D’autres élèves sont revenus sur la nécessité de prendre en considération la santé mentale des jeunes. « Un système avec plus de compétition génère beaucoup de stress. On ne parle pas suffisamment de la santé mentale des élèves », devaient-ils faire ressortir.
Aurélie Rose, Head Girl du MGI, a mis en avant les avantages de la mixité, en soulignant que « j’étais au St-Andrew’s, qui est mixte, et c’est ce qui m’a permis de m’imposer ici, au MGI. J’ai vu des élèves venant de collèges non-mixtes, qui ont beaucoup de difficultés à s’exprimer. »
Vashesh, du Droopnath Ramful State College, se dit convaincu qu’il faut maintenir le modèle des National Colleges à partir de Grade 10 : « Cela permettra une meilleure sélection car en Grade 6, les enfants ne sont pas prêts. » Il avance qu’il n’y aura pas de Rat Race, étant donné qu’il y a moins d’élèves et plus de places dans les National Colleges, comparé au passé.
S’adressant aux élèves et enseignants présents, le ministre de l’Éducation, Mahend Gungapersad, a déclaré que dans une démocratie, il est important d’avoir les opinions diverses. D’où la raison des consultations. « Nous avons une date limite, le 13 février. Ensuite, il y aura une décision à prendre. Je prendrai la décision. Le gouvernement prendra la décision », a-t-il fait comprendre.

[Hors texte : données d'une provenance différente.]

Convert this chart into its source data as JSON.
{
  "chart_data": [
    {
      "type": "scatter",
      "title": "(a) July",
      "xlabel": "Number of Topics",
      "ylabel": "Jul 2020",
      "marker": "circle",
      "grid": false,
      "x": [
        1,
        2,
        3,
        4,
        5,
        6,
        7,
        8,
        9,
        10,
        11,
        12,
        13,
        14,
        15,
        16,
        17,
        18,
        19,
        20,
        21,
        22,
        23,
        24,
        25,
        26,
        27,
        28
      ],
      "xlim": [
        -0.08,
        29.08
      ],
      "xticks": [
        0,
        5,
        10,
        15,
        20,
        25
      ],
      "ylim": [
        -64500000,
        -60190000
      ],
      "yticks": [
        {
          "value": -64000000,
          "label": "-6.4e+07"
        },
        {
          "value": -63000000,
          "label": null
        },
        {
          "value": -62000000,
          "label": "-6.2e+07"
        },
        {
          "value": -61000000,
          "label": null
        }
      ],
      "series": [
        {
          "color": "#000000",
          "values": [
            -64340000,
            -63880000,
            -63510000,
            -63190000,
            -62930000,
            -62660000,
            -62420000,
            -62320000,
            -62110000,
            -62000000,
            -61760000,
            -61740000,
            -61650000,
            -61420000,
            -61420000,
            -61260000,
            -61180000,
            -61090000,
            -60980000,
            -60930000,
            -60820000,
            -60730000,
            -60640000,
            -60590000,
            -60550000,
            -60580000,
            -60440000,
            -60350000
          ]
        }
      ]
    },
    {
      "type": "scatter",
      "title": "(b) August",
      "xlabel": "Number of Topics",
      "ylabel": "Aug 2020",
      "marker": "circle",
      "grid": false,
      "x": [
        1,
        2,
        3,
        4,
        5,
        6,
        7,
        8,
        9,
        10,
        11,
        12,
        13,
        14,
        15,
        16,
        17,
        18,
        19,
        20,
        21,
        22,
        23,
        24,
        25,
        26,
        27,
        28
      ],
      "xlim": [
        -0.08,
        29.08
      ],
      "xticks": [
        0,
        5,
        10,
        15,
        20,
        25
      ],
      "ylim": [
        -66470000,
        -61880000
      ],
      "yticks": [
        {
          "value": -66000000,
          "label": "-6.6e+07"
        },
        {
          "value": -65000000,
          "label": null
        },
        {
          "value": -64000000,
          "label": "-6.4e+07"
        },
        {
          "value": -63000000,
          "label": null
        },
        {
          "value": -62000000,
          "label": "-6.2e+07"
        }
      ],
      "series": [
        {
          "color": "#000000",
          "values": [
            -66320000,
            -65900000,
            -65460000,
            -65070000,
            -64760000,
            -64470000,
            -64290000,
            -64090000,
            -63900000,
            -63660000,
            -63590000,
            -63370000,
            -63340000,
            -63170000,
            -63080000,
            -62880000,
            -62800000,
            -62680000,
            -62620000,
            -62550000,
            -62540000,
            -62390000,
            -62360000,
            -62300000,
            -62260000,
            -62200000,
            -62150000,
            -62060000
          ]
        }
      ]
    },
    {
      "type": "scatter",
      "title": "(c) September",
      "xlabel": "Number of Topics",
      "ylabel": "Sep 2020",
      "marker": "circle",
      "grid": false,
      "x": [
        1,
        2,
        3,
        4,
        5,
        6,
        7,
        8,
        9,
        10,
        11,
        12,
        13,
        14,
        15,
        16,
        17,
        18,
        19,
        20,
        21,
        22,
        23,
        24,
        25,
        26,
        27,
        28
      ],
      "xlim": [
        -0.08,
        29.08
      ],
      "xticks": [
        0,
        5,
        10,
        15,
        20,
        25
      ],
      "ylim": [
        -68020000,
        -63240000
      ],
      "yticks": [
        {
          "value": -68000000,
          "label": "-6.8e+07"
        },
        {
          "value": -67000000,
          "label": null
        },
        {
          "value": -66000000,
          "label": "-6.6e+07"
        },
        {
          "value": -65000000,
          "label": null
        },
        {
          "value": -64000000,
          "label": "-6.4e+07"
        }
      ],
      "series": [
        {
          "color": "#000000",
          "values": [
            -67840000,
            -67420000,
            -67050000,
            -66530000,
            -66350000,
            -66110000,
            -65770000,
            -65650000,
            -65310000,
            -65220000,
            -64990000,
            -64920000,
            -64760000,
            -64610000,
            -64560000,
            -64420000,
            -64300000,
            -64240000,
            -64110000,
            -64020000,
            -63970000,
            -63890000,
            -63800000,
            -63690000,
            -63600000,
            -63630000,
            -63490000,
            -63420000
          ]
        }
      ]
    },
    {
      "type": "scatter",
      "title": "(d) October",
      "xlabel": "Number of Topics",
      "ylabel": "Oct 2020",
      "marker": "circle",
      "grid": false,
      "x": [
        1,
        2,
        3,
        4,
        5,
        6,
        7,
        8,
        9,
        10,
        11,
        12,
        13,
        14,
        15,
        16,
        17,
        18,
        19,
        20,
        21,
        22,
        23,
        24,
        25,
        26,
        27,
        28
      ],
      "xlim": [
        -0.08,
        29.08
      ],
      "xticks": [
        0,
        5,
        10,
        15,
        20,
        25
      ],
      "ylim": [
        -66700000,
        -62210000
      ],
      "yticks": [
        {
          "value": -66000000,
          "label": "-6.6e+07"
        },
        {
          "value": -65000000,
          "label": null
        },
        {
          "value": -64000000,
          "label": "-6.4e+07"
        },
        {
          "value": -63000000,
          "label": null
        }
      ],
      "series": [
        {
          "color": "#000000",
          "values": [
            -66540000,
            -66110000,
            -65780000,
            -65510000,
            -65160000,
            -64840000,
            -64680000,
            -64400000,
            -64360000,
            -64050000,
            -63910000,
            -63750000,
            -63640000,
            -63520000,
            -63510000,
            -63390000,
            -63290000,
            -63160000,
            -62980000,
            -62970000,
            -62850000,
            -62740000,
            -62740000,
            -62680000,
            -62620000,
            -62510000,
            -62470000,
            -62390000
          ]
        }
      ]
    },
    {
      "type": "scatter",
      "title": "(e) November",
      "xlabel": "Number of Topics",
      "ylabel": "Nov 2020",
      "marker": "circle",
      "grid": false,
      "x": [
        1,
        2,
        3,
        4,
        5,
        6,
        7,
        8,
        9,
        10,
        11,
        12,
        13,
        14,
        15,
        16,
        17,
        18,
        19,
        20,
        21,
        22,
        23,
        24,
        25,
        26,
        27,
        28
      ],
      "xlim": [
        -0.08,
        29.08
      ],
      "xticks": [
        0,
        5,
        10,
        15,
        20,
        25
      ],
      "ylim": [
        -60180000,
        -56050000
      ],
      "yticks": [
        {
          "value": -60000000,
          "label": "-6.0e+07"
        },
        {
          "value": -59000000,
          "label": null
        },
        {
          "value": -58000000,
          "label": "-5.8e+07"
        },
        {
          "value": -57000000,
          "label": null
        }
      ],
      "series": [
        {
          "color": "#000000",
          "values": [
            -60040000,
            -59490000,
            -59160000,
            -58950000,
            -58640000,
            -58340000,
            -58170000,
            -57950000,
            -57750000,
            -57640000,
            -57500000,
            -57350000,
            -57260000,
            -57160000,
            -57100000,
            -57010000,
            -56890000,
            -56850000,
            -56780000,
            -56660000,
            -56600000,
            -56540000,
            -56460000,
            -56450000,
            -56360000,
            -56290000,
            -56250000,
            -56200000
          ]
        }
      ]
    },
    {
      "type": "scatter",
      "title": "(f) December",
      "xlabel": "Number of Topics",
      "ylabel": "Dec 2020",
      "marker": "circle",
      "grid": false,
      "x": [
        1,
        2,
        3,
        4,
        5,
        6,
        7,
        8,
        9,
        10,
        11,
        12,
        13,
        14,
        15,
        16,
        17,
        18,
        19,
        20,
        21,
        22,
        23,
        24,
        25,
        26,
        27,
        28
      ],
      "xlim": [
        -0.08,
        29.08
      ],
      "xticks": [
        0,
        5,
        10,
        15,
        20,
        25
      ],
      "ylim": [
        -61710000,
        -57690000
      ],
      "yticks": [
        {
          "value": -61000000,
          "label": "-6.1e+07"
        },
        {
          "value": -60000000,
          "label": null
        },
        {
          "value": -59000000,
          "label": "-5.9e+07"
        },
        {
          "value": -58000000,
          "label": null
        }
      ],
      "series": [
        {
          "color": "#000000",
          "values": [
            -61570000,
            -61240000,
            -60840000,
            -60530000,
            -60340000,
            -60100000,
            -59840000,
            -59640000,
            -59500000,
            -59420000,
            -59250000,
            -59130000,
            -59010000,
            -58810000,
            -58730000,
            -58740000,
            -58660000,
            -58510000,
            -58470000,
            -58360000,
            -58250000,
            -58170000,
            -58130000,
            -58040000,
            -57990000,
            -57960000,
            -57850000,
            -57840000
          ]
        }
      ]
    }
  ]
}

Il a ajouté que le bien-être des enfants demeure la priorité, tout en appelant à la collaboration de tout un chacun. Dans la foulée, il a dénoncé les critiques acerbes sur les réseaux sociaux, suivant la baisse de performance au School Certificate : « Parfois les adultes sont toxiques. Ils ne savent pas comment parler », accuse-t-il.
Mahend Gungapersad a également réitéré la philosophie derrière le critère des trois Credits pour accéder en HSC. « Dans la vie, il y a ceux qui sont très performants, ceux qui sont moyens et les Low Achievers. Il faut prévoir pour tout le monde. Je n’ai jamais dit qu’il faut avoir seulement trois Credits. Il y en a beaucoup qui ont des distinctions. Mais il ne faut pas oublier ceux qui ont des difficultés », a-t-il mis en avant.
Le ministre a ainsi invité les jeunes à toujours donner le meilleur d’eux-mêmes, selon leurs possibilités. « L’éducation est pour tout le monde. Nous avons une vision. Ne donnez pas l’occasion aux personnes toxiques de se moquer de vous », a-t-il conclu.